10. Diga ao primeiro que passa que eu sou da cachaça, mais do que do amor
O Meu Amor
11. Meu corpo é testemunha do bem que ele me faz
Roda Viva
12. Tem dias que a gente se sente como quem partiu ou morreu. A gente estancou de repente ou foi o mundo então que cresceu?
13. O tempo rodou num instante nas voltas do meu coração
Ela É Dançarina
14. O nosso amor é tão bom… O horário é que nunca combina
Bom Conselho
15. Está provado, quem espera nunca alcança
16. Ouça um bom conselho, que eu lhe dou de graça: inútil dormir que a dor não passa
Beatriz
17. Para sempre é sempre por um triz
Desencanto
18. Eu canto a dor que eu não soube chorar
História de Uma Gata
19. Nós, gatos, já nascemos pobres.

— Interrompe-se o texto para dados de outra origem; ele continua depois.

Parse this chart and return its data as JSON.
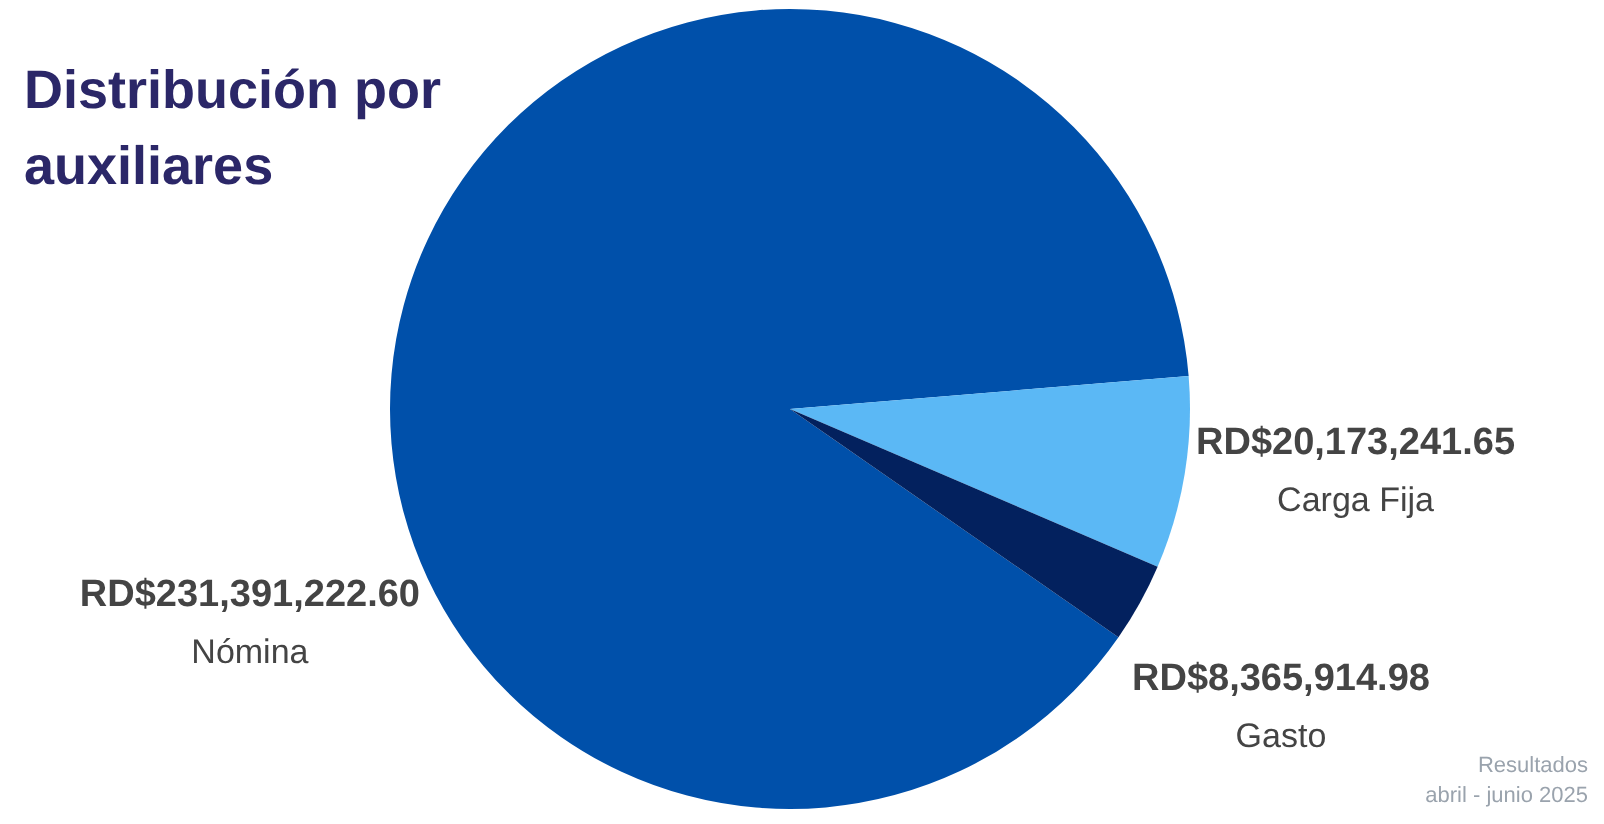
{
  "chart_data": {
    "type": "pie",
    "title": "Distribución por auxiliares",
    "categories": [
      "Nómina",
      "Carga Fija",
      "Gasto"
    ],
    "values": [
      231391222.6,
      20173241.65,
      8365914.98
    ],
    "colors": [
      "#0050aa",
      "#5bb8f5",
      "#03215e"
    ],
    "value_labels": [
      "RD$231,391,222.60",
      "RD$20,173,241.65",
      "RD$8,365,914.98"
    ],
    "annotations": [
      "Resultados",
      "abril - junio 2025"
    ]
  }
}
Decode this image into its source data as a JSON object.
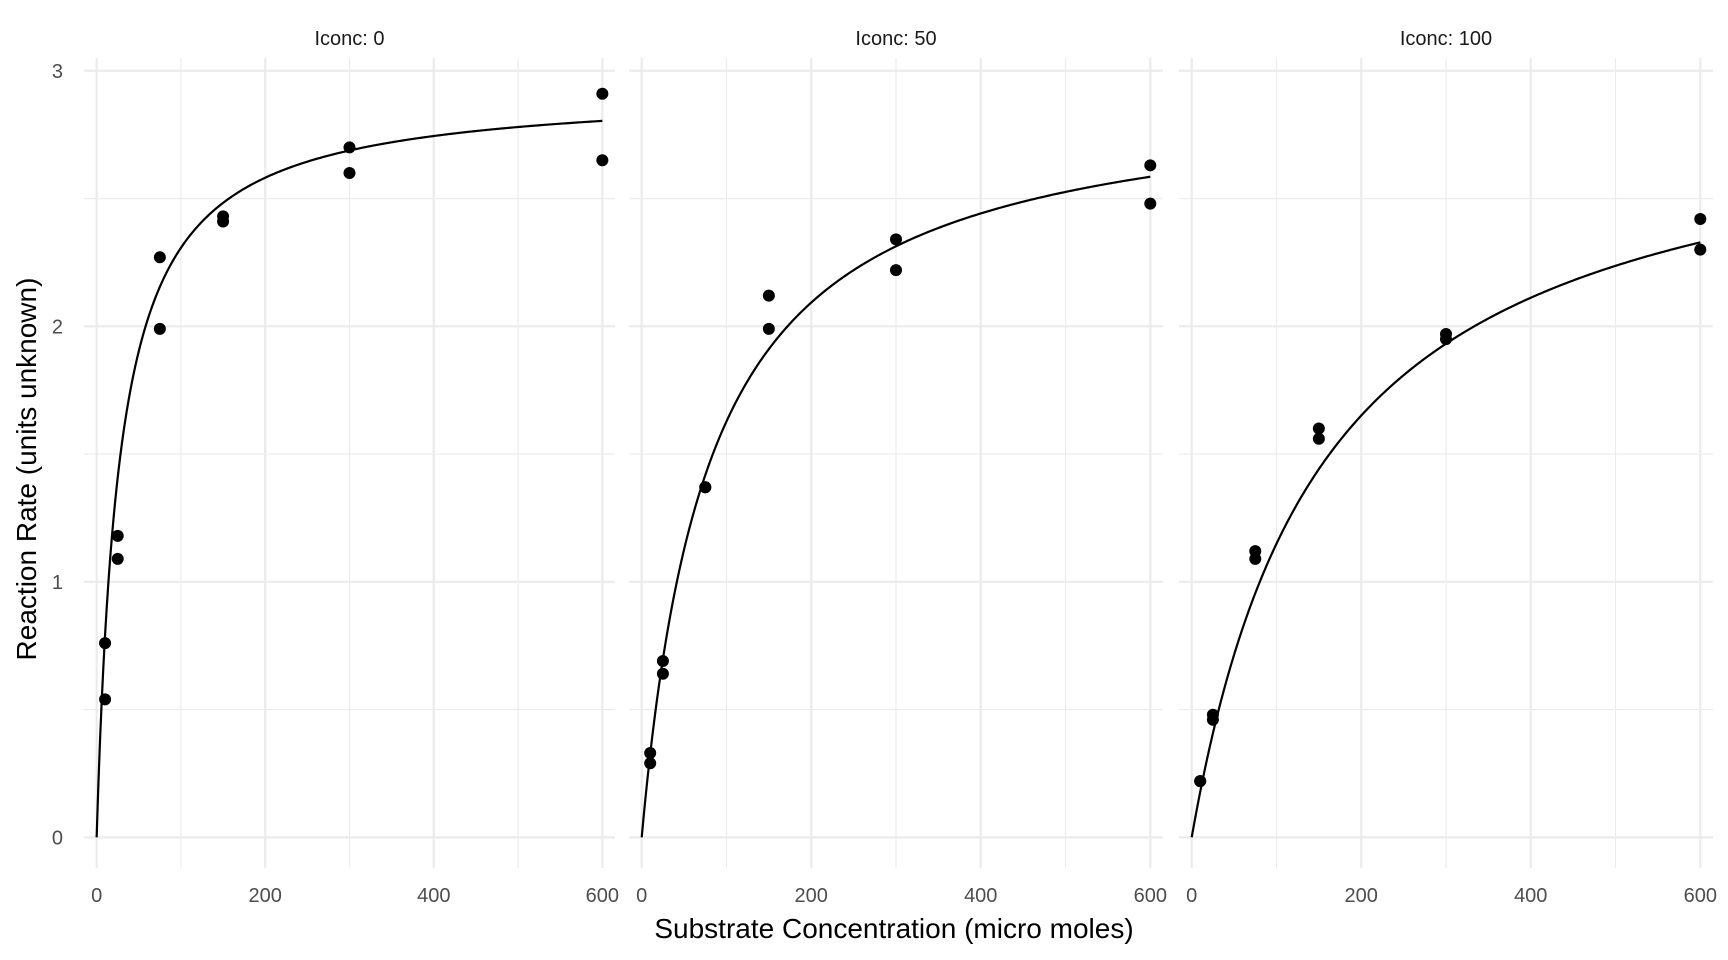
{
  "chart_data": {
    "type": "scatter",
    "xlabel": "Substrate Concentration (micro moles)",
    "ylabel": "Reaction Rate (units unknown)",
    "xlim": [
      -15,
      615
    ],
    "ylim": [
      -0.12,
      3.05
    ],
    "x_ticks": [
      0,
      200,
      400,
      600
    ],
    "y_ticks": [
      0,
      1,
      2,
      3
    ],
    "grid": true,
    "facets": [
      {
        "label": "Iconc: 0",
        "points": [
          {
            "x": 10,
            "y": 0.54
          },
          {
            "x": 10,
            "y": 0.76
          },
          {
            "x": 25,
            "y": 1.09
          },
          {
            "x": 25,
            "y": 1.18
          },
          {
            "x": 75,
            "y": 1.99
          },
          {
            "x": 75,
            "y": 2.27
          },
          {
            "x": 150,
            "y": 2.41
          },
          {
            "x": 150,
            "y": 2.43
          },
          {
            "x": 300,
            "y": 2.6
          },
          {
            "x": 300,
            "y": 2.7
          },
          {
            "x": 600,
            "y": 2.65
          },
          {
            "x": 600,
            "y": 2.91
          }
        ],
        "fit": {
          "vmax": 2.93,
          "km": 27
        }
      },
      {
        "label": "Iconc: 50",
        "points": [
          {
            "x": 10,
            "y": 0.29
          },
          {
            "x": 10,
            "y": 0.33
          },
          {
            "x": 25,
            "y": 0.64
          },
          {
            "x": 25,
            "y": 0.69
          },
          {
            "x": 75,
            "y": 1.37
          },
          {
            "x": 75,
            "y": 1.37
          },
          {
            "x": 150,
            "y": 1.99
          },
          {
            "x": 150,
            "y": 2.12
          },
          {
            "x": 300,
            "y": 2.22
          },
          {
            "x": 300,
            "y": 2.34
          },
          {
            "x": 600,
            "y": 2.48
          },
          {
            "x": 600,
            "y": 2.63
          }
        ],
        "fit": {
          "vmax": 2.93,
          "km": 80
        }
      },
      {
        "label": "Iconc: 100",
        "points": [
          {
            "x": 10,
            "y": 0.22
          },
          {
            "x": 10,
            "y": 0.22
          },
          {
            "x": 25,
            "y": 0.46
          },
          {
            "x": 25,
            "y": 0.48
          },
          {
            "x": 75,
            "y": 1.09
          },
          {
            "x": 75,
            "y": 1.12
          },
          {
            "x": 150,
            "y": 1.56
          },
          {
            "x": 150,
            "y": 1.6
          },
          {
            "x": 300,
            "y": 1.95
          },
          {
            "x": 300,
            "y": 1.97
          },
          {
            "x": 600,
            "y": 2.3
          },
          {
            "x": 600,
            "y": 2.42
          }
        ],
        "fit": {
          "vmax": 2.93,
          "km": 155
        }
      }
    ]
  }
}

Porém, já nascemos livres
Ela Faz Cinema
20. Talvez nem me queira bem, porém, faz um bem que ninguém me faz
O Que Será (À Flor da Pele)
21. E uma aflição medonha me faz implorar o que não tem vergonha, nem nunca terá. O que não tem governo, nem nunca terá. O que não tem juízo
22. O que será, que será? Que dá dentro da gente e que não devia? Que desacata a gente, que é revelia?
Cotidiano
23. Todo dia eu só penso em poder parar, meio-dia eu só penso em dizer não. Depois penso na vida pra levar e me calo com a boca de feijão
Pedaço de Mim
24. Oh, pedaço de mim! Oh, metade afastada de mim! Leva o teu olhar que a saudade é o pior tormento. É pior do que o esquecimento, é pior do que se entrevar
Pois É
25. Hoje na solidão, ainda custo a entender como o amor foi tão injusto pra quem só lhe foi dedicação
Futuros Amantes
26. Não se afobe, não, que nada é pra já. O amor não tem pressa, ele pode esperar em silêncio
27. Futuros amantes, quiçá se amarão sem saber com o amor que eu um dia deixei pra você
Maurício Simionato é jornalista e poeta.